14 janeiro 2018

O que sobra


Sobraram-me formulários de entrada e saída na Argélia, da minha reserva estratégica. Não conto as vezes que os preenchi nos últimos doze anos. Aliás, até pensei em fazer um carimbo, de tantas as vezes ter que escrever o mesmo. Até nas saídas e chegadas dos voos internos. Se tivesse feito o tal carimbo, provavelmente isso seria irritante para os funcionários que, não raras vezes, se entretinham cuidadosamente a colocar os traços dos “ts” horizontais, os pontos no sítio dos “is” e a prolongar convenientemente as pernas dos “ns” e “ms”. Tudo isto entre, atrás, uma fila de três quartos de hora e, à frente, um pórtico de segurança que apitava inconsequentemente para toda a gente que o atravessava. Apesar do rigor na caligrafia, outros detalhes eram pouco relevantes, como prova o facto de alguém ter andado largos meses a indicar para local de estadia no país um hotel clássico...na altura fechado para obras (para quem conhece, o Aurassi).

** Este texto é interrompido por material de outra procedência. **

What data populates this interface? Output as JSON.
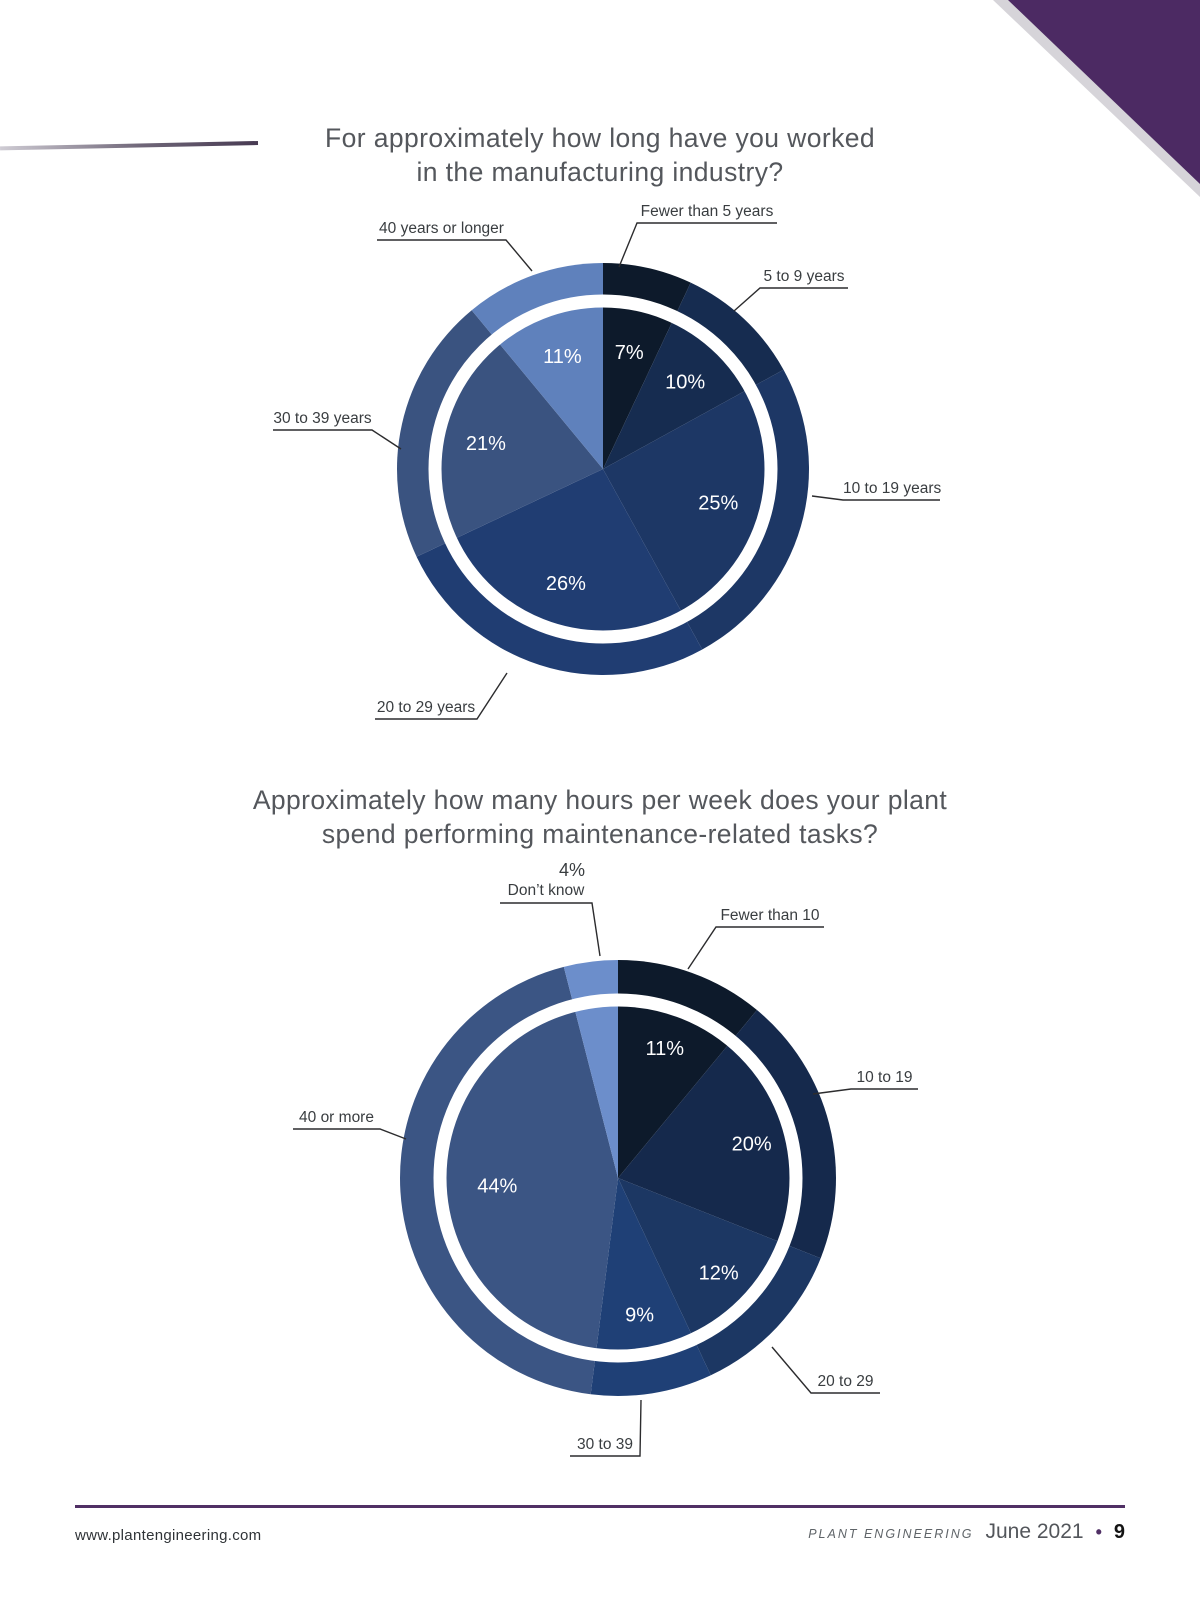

Foi há uns doze anos que na sequência de uma descontinuidade me questionaram: Angola ou Argélia? Em poucos segundos, respondi Argélia. Ao fim destes anos, não é fácil uma síntese e até nem costumo ter muitas dificuldades com isso. São tantas os sim, mas… claro, mas… País básico e mal definido. Gente terrível e humana. Alguém, experiente no terreno, dizia ser um país exótico, que tornava as pessoas exóticas, proporcionalmente ao tempo de permanência. Sendo-se mau juiz em causa própria, não sei avaliar até que ponto me “exotizei” e em que medida de forma irreversível.

Todos os dias adormecemos diferentes de como acordamos, conforme o que vimos, vivemos, gozamos e sofremos. Talvez uma parte das brancas que me nasceram, tenham génese no desespero que é por ali tentar fazer coisas que por cá nos parecem triviais. Mas também, certamente, a minha dimensão humana, o que quer que isso seja, como quer que isso se meça, tenha ficado brutalmente maior depois de por ali passar. Talvez seja esse o balanço fundamental: pessoas, pessoas e pessoas, para o bem e para o mal, como quer que isso se avalie.

Quanto aos formulários que sobraram… entregam-se a quem provar ter necessidade.